The movement hopes to “highlight the destructive practices of this industry and to wake up our nation to the most pressing ethical issue of our time.”
Fossil-free campaigns take away the industry’s political influence, holds them accountable for misinforming the public and causing climate change, and paves the way for climate legislation.
Divest Harvard consists of students, staff, faculty, alumni, and even community members, who have joined the movement by signing petitions.
Divest Harvard members feel the university is risking their significantly sized endowment by investing in corporations, hoping the fossil fuel industry will soon see legislative regulation.
Within the CSU system, organizations that consist of foundations and corporations make up the majority of philanthropic donations.
For example, in the 2012-2013 fiscal year CSU East Bay received a $750,000 grant and a $500,000 pledge from Chevron Corporation to support the Mathematics Achievement Academies program.
The CSU system received over $50 million from corporations in 2012, with CSUSB claiming $1 million of that amount.
CSUSB averaged $2.8 million in annual donations from 2010-2013.
Other CSUs starting to campaign to be fossil-free include CSU Sacramento and CSU East Bay, in addition to UCs such as Davis and Berkeley.
CSUSB Vice President of University Advancement Ron Fremont said, “The question is not necessarily what entities are supporting colleges or universities, although that certainly comes into play, but more specifically how the university endowments are managed and the types of investment funds.”
Fremont explained CSUSB’s endowment is managed by our Philanthropic Foundation, a group of business leaders and alumni.
A subcommittee of the Foundation focuses on the investment strategy of the endowment, relying on advisement from Beacon Pointe, a company that manages the day-to-day investments of our endowment.
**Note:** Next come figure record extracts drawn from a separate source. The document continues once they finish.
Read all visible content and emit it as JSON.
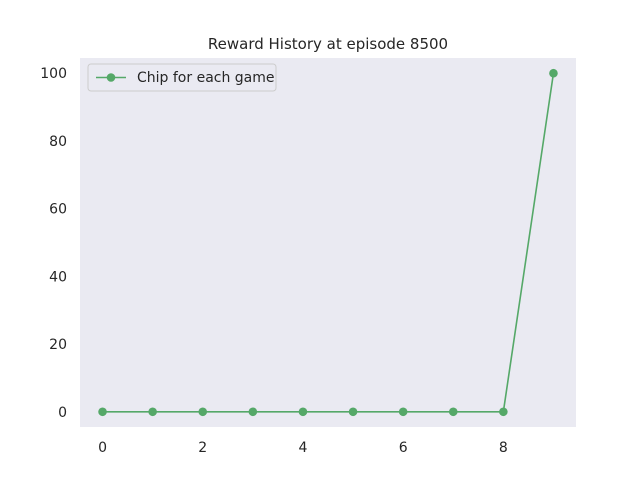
{
  "chart_data": {
    "type": "line",
    "title": "Reward History at episode 8500",
    "xlabel": "",
    "ylabel": "",
    "x": [
      0,
      1,
      2,
      3,
      4,
      5,
      6,
      7,
      8,
      9
    ],
    "series": [
      {
        "name": "Chip for each game",
        "values": [
          0,
          0,
          0,
          0,
          0,
          0,
          0,
          0,
          0,
          100
        ],
        "color": "#55a868",
        "marker": "circle"
      }
    ],
    "xlim": [
      -0.45,
      9.45
    ],
    "ylim": [
      -4.5,
      104.5
    ],
    "xticks": [
      0,
      2,
      4,
      6,
      8
    ],
    "yticks": [
      0,
      20,
      40,
      60,
      80,
      100
    ],
    "grid": false,
    "legend_position": "top-left",
    "background_color": "#eaeaf2"
  }
}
The Foundation counsels Beacon Pointe in creating a diverse investment strategy.
“This ensures that we are not ‘putting our eggs in one basket’ so we can expect meaningful growth of the portfolio without a significant risk when the investment markets take a downturn,” said Fremont.
This group of volunteers and investment experts are dedicated to protecting assets that CSUSB students depend on, such as scholarships and other academic resources, added Fremont.
“To be honest, we have not yet determined if we should divest ourselves from funds tied to fossil fuel companies. It would take some additional research to determine which funds have those companies in their portfolio,” added Fremont.
Regardless of involvement with fossil fuel companies, CSUSB’s endowment increased by 14.76 percent from last year, the third best against peer CSU’s.
The market value of CSUSB’s endowment as of Sept. 30 was between $24, $154, and $843.